Father Luigi Ciotti, founder of the anti-mafia association Libera, pointed the finger at the 'Ndrangheta, the local criminal organization that dominates Calabria. "The mafia, which controls the region, cynically and pitilessly exploits the immigrants," he told the daily La Stampa. "The criminal bosses know that illegal immigrants cannot even try to rebel because they have no identity documents and therefore no protection from the state." According to Italy's main trade union CGIL, about 50,000 immigrant workers in Italy live in poor conditions similar to those in Rosarno. The union also accused the mafia of controlling the “industry” of illegal labor saying that immigrants are paid "miserable salaries and have terrible hours, similar to slavery".

Agazio Loiero, the governor of the Calabria region and a member of the Democratic Party, told Sky TV that the violence was "unacceptable" but that the migrants had been "strongly provoked."

Pope Benedict departed from the prepared text of his weekly Angelus blessing to appeal for tolerance. "An immigrant is a human being, different in origin, culture and tradition but he is a person with rights and duties who must be respected," he told the crowd in Saint Peter's Square.
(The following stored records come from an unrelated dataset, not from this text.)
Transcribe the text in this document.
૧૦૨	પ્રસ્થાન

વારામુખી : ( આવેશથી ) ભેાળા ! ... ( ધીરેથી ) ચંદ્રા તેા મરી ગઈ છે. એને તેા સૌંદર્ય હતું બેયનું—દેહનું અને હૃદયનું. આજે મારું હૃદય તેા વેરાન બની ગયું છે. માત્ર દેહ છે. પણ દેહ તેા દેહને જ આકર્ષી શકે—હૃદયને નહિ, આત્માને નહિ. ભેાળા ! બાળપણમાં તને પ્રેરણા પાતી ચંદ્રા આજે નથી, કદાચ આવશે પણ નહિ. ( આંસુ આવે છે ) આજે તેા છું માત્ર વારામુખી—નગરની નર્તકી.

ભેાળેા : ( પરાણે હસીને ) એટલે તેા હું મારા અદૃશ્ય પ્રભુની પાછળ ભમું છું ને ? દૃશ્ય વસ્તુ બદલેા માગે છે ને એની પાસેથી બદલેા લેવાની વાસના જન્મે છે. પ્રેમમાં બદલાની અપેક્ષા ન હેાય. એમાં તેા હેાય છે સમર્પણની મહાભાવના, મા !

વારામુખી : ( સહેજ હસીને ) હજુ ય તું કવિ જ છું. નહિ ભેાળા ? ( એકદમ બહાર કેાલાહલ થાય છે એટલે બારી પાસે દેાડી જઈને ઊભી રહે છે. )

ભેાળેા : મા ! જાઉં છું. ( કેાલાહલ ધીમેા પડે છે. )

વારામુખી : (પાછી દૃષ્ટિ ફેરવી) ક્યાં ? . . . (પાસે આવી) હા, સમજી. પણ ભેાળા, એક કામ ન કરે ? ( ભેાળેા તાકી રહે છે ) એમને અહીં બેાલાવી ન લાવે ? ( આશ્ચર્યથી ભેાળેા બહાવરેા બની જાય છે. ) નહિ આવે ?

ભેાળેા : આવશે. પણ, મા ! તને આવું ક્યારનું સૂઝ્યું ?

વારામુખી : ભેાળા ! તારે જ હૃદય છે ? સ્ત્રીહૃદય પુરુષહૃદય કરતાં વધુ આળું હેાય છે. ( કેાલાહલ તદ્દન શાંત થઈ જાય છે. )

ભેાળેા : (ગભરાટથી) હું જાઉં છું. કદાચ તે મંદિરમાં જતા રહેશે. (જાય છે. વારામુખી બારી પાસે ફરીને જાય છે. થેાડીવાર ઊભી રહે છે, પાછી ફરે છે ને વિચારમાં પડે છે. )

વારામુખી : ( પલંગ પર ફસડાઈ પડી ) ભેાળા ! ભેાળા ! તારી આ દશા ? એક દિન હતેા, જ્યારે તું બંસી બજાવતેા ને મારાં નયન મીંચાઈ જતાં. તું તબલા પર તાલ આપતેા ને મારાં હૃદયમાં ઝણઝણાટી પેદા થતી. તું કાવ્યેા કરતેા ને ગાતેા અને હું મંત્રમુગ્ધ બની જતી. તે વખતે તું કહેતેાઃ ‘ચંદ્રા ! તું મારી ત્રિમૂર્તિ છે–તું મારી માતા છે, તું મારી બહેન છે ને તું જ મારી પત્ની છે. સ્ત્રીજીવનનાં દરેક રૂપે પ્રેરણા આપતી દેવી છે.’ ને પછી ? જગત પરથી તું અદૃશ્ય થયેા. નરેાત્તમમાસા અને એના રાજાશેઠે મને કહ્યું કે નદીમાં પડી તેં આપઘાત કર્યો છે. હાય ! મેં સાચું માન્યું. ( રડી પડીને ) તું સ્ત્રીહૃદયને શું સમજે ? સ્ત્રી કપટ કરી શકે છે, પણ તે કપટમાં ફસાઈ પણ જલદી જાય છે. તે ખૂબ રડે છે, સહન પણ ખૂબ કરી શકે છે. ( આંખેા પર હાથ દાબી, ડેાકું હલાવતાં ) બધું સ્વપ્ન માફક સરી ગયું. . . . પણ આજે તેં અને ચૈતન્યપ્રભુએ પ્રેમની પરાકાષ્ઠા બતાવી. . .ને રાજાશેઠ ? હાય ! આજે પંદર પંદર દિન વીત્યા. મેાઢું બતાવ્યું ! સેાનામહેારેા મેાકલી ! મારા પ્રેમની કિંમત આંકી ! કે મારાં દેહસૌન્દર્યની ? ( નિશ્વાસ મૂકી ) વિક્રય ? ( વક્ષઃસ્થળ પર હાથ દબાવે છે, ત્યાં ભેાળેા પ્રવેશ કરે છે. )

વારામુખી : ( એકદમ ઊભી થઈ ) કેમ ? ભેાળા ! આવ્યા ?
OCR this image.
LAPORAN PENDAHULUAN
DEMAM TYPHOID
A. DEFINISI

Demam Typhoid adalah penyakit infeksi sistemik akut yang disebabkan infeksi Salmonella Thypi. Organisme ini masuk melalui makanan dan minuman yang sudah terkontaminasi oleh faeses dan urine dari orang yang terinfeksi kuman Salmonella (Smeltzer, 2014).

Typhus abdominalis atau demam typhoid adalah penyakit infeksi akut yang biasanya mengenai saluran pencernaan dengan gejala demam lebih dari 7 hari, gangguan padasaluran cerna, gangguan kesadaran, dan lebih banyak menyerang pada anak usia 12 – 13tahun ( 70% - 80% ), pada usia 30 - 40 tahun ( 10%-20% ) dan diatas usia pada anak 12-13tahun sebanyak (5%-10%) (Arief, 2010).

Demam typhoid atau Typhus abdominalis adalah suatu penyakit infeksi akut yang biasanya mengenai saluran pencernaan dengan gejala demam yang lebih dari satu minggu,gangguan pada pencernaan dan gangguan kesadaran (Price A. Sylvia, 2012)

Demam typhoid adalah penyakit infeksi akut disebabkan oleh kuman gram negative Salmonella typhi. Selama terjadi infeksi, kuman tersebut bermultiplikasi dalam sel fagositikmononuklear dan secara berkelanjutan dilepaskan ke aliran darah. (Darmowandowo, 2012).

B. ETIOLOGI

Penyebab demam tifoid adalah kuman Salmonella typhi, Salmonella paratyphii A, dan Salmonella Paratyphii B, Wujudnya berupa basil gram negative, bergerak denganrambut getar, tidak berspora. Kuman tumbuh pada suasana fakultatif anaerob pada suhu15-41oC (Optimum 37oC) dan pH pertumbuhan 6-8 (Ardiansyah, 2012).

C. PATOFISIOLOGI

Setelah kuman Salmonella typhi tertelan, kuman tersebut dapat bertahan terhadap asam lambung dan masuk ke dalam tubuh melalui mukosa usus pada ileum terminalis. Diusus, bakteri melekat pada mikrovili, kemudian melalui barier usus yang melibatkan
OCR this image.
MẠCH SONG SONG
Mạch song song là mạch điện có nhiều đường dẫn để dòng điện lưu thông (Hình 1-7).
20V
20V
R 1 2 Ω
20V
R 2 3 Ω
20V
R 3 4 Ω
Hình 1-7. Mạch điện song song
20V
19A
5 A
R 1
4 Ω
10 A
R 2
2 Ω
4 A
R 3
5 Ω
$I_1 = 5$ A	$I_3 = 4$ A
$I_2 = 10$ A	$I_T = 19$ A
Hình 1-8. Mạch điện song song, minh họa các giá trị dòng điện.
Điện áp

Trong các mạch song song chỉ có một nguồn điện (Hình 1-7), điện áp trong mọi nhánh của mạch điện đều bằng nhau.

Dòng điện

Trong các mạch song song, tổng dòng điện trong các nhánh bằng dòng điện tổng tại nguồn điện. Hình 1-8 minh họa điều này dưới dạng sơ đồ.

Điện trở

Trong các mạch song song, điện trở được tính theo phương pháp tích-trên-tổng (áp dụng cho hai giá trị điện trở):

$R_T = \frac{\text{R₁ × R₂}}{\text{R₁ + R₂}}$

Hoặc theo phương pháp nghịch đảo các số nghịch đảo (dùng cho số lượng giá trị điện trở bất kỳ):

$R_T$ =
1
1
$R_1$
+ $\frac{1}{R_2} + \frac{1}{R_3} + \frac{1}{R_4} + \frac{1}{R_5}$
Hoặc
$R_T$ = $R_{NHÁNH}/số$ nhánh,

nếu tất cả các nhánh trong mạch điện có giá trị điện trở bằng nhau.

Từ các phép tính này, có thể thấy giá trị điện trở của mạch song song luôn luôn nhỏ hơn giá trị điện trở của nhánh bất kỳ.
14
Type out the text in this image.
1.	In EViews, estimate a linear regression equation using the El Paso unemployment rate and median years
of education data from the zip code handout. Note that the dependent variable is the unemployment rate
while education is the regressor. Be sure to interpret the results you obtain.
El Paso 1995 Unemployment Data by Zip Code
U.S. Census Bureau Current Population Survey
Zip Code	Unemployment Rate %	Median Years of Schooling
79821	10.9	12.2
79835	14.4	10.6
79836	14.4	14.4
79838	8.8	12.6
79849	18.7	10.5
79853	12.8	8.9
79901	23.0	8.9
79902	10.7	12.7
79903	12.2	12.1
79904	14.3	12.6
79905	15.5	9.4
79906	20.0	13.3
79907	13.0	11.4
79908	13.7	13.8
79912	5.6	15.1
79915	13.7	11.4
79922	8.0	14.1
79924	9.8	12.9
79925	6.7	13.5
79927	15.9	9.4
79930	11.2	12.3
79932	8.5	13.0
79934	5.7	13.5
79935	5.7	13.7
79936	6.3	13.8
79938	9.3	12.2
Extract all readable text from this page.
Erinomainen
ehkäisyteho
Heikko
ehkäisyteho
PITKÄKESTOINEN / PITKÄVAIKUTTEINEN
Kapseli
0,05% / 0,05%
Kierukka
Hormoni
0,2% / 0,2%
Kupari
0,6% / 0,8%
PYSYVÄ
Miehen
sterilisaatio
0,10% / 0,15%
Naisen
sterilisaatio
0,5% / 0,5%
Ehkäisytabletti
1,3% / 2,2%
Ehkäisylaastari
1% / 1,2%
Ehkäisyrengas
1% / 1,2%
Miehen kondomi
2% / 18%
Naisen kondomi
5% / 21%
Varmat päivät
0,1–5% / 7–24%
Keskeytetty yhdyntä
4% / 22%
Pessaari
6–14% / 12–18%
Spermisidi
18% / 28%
These words peace seem so far from the nightmare of Rosarno where tolerance was a mere word, a mirage in a desert of resentment, in a war of poor against poor. It is impossible to forget the images of the riots on television, the rage of exasperated locals, or those mothers holding their children, protesting under the windows of the Town Hall, yelling "Bastards! Shame on you!" against those who fed the immigrants after hours of absurd, surreal and yet so real fight.
 
Is this the real face of Italy? Is this Calabria? Just two months ago, at the 10th Summit of the Nobel Peace Laureates in Berlin German director Wim Wenders told a different story about Calabria, where he recently shot his latest movie “The Flight”. Based on a true story, the movie is about two towns, Badolato and Riace, that opened some of the houses abandoned by Calabrian emigrants to foreign refugees, making a true miracle of social integration. Wenders described this experience as “the most beautiful thing of my life,” addying: “Utopia is not the fall of Berlin Wall, but what I witnessed there. People often talk of a global village and I believe that those two Calabrian towns are the perfect metaphor of this idea.”